Жена Василия Сомова, рано начавшая седеть полная женщина, которая красила волосы в ядовитый рыжий цвет и каждый месяц кардинально меняла причёску, за время, что мужа держали в больнице, почти его не навещала. А если и забегала, то совсем не с целью проведать о здоровье или скрасить серые будни. А чтобы рассказать, какой он бесполезный идиот.

 

Пока в один из таких визитов Маргарита Павловна на глазах у всей палаты отчитывала лежавшего в кровати Васю за неуклюжесть и бестолковость, припоминая все косяки бедолаги за десять лет брака, Вася смотрел в окно – в плотную толщу холодного неба, изрыгавшего крупный мокрый снег, по ощущениям – куда более тёплый, чем любое адресованное ему слово.

Жена сетовала на то, что выходки мужа испортили ей тридцатипятилетие. За праздничным столом, дескать, царила «никакая» атмосфера, а все разговоры и расспросы только и были – как о самочувствии одного простофили, который накануне юбилея ногу на пустом месте сломал. Поставила Маргарита в вину Васе и возню со страховкой, больницей, полицией.

– Принеси заявления, забери заявление, принеси улики, забери улики, потому что они и не улики вовсе, а твой собственный мобильник…

– Сотовый. Тебе вернули сотовый? – часто заморгав, вдруг оборвал жену Василий. – Он при тебе?

Муж редко подавал голос, тем более, когда с ним разговаривала, или скорее – отчитывала, жена.

Не ожидавшая от него такой бестактности Маргарита Павловна секунд десять изучала его по-рыбьи выпученными глазами и, наконец, с недовольным ворчанием зашарила в сумочке.

– Второй день выгрузить забываю… На, держи, – она передала супругу мобильник. – Даже не знала, что ты такой развалюхой пользуешься…

Она продолжила поносить мужа и дальше. Говорила, как он подвёл коллег по бухгалтерскому цеху: сорвав сроки отчётности, лишил коллектив премии, а ей, замначальника производственного отдела того же предприятия – краснеть за него, да объяснять кадровикам почему в ближайший месяц-другой Вася на работу не выйдет.
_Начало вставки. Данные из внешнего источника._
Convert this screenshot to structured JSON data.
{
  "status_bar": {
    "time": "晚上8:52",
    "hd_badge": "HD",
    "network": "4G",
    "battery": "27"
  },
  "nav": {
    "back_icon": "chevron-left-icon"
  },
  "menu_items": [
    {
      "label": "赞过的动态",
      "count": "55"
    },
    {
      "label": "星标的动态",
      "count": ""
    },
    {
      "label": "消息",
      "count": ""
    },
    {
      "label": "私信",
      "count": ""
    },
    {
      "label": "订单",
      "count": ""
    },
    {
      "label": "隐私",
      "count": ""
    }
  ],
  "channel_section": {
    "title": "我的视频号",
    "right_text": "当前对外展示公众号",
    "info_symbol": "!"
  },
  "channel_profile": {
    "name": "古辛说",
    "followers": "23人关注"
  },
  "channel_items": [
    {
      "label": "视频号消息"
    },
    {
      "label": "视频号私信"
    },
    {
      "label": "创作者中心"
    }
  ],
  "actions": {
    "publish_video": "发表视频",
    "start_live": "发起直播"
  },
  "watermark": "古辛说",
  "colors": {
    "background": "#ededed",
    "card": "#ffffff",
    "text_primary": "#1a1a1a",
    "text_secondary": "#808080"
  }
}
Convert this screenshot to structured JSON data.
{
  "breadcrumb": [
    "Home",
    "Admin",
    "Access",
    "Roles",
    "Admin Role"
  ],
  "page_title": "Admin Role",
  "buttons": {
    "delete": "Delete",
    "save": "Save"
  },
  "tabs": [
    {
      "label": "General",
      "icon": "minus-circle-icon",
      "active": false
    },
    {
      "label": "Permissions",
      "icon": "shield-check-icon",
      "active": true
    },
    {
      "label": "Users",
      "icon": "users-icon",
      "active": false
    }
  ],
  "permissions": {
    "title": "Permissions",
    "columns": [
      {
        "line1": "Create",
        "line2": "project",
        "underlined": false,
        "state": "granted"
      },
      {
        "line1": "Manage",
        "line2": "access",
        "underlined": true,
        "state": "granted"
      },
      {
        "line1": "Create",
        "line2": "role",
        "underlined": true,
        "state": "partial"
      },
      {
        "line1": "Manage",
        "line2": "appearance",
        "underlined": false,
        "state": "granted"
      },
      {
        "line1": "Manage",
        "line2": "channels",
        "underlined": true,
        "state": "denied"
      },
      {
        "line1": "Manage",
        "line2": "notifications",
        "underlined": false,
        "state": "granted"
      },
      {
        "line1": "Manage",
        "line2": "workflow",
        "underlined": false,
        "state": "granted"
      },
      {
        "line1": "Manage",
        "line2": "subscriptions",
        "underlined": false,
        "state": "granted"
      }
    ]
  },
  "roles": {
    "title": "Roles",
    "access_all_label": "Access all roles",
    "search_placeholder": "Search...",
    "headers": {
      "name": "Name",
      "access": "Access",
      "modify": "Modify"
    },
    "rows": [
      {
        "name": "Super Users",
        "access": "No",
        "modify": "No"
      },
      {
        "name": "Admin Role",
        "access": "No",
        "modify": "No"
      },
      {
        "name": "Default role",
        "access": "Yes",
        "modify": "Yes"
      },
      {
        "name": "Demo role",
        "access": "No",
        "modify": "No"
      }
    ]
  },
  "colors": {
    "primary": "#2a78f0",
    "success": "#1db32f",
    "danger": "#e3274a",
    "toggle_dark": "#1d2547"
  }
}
Слушая всё это в пол уха, Василий Сомов лихорадочно шарил в настройках сотового. Он не держал его в руках с самого ДТП и теперь искал номер, который, как смутно припоминал, в последние секунды жизни набирал на клавиатуре.

Тщетно. Журнал вызовов чист. Но что ещё более удручало: он снова забыл Его – напрочь. Просто неуловимый номер какой-то…

Василий поправил подушку, уставшие веки накрыли глаза, но продолжавшая бухтеть жена даже не заметила, как внимание благоверного захватили картины прошлого.

Последние годы он всё чаще задавался вопросом: а что, если бы одна давняя позорно-неуклюжая попытка знакомства на остановке вылилась в нечто большее? Что, если бы он, прыщавый студент-второкурсник, не забыл номер девушки, которая, вдруг передумав, выставила голову из окошка уже отъехавшего автобуса и на всю улицу прокричала ему свой номер?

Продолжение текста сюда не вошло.